While MMA is an exciting sport that offers many interesting data analysis opportunities, there is no existing dataset that has aggregated the results of the more than 400,000 fights that have occured to date. The challenge is not that the information is not available, rather that the information is distributed across thousands of webpages. If we are looking for individual fighters or MMA events, we can easily find a large amount of information about fighters and their fight histories.
For example, if we wanted to learn more about Andrei Arlovski we could look at his wikipedia page or any number of MMA-specific websites such as mixedmartialarts.com or sherdog.com.
{: .align-center}
These websites, taking Sherdog as an example, provide a massive amount of factual data on fighters past performance. We can see Andrei’s age, weight, height as well as a list of his previous fights. Importantly, for each of these fights, we have the opponent’s name and a link to their corresponding webpage, so we could visit their webpage by following the link. We could follow the link to Arlovski’s most recent opponent Stipe Miocic and all Arlovski’s other opponents; determine their opponents in turn, and continue this iterative process until all fighters had been explored. Before we can implement this strategy, we need to be able to extract the links of opponents from individual webpages, as well as the fight information that we are interested in.

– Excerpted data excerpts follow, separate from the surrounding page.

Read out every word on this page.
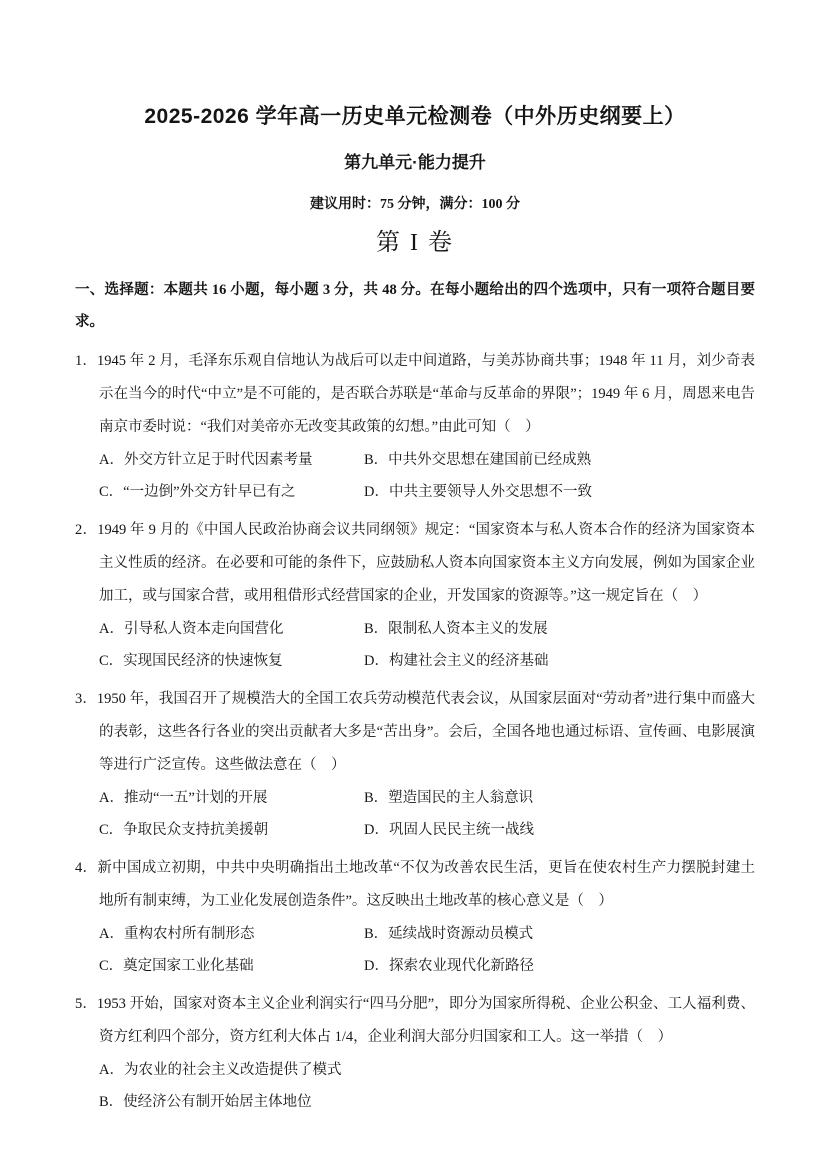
2025-2026 学年高一历史单元检测卷（中外历史纲要上）
第九单元·能力提升
建议用时：75 分钟，满分：100 分
第 I 卷

一、选择题：本题共 16 小题，每小题 3 分，共 48 分。在每小题给出的四个选项中，只有一项符合题目要求。

1．1945 年 2 月，毛泽东乐观自信地认为战后可以走中间道路，与美苏协商共事；1948 年 11 月，刘少奇表示在当今的时代“中立”是不可能的，是否联合苏联是“革命与反革命的界限”；1949 年 6 月，周恩来电告南京市委时说：“我们对美帝亦无改变其政策的幻想。”由此可知（　）

A．外交方针立足于时代因素考量	B．中共外交思想在建国前已经成熟
C．“一边倒”外交方针早已有之	D．中共主要领导人外交思想不一致

2．1949 年 9 月的《中国人民政治协商会议共同纲领》规定：“国家资本与私人资本合作的经济为国家资本主义性质的经济。在必要和可能的条件下，应鼓励私人资本向国家资本主义方向发展，例如为国家企业加工，或与国家合营，或用租借形式经营国家的企业，开发国家的资源等。”这一规定旨在（　）

A．引导私人资本走向国营化	B．限制私人资本主义的发展
C．实现国民经济的快速恢复	D．构建社会主义的经济基础

3．1950 年，我国召开了规模浩大的全国工农兵劳动模范代表会议，从国家层面对“劳动者”进行集中而盛大的表彰，这些各行各业的突出贡献者大多是“苦出身”。会后，全国各地也通过标语、宣传画、电影展演等进行广泛宣传。这些做法意在（　）

A．推动“一五”计划的开展	B．塑造国民的主人翁意识
C．争取民众支持抗美援朝	D．巩固人民民主统一战线

4．新中国成立初期，中共中央明确指出土地改革“不仅为改善农民生活，更旨在使农村生产力摆脱封建土地所有制束缚，为工业化发展创造条件”。这反映出土地改革的核心意义是（　）

A．重构农村所有制形态	B．延续战时资源动员模式
C．奠定国家工业化基础	D．探索农业现代化新路径

5．1953 开始，国家对资本主义企业利润实行“四马分肥”，即分为国家所得税、企业公积金、工人福利费、资方红利四个部分，资方红利大体占 1/4，企业利润大部分归国家和工人。这一举措（　）

A．为农业的社会主义改造提供了模式
B．使经济公有制开始居主体地位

To make use of the information in webpages, we need to first specify the attributes that we are interested in extracting and then to computationally extract these features.
Identifying common features of html can be challenging, but this process can be greatly simplified using CSS selectors like SelectorGadget. Selector gadget allows you to interactively select the parts of the html that your are interested in and the parts that shouldn’t be selected in order to generate a set of rules that guide the data extraction.
As an example, if we want to extract Arlovski’s name and nickname, then we can just click on his name and nickname and any fields that will be extracted will be highlighted in green. If some fields were inappropriately selected (as shown below, Andrei’s next fight in Ahoy Rotterdam) then these entries are then unselected and they will be shown in red. From this input, SelectorGadget generates a minimal CSS selector that can then be used to extract name and nickname from Arlovski’s page or any other fighter’s page that we want to explore. For name and nickname this is: “.nickname em , .fn”.
Now that we have a CSS selector for name and nickname we need a way of programatically extracting this information from webpages. To carry out this analysis I will use the freely available program language R. R is well-suited for streamlined data analysis due to its many user-created packages. One such package, that will form the backbone of my analysis is rvest. I will also use dplyr and the %>% convention to simplify and improve the readability of my analysis.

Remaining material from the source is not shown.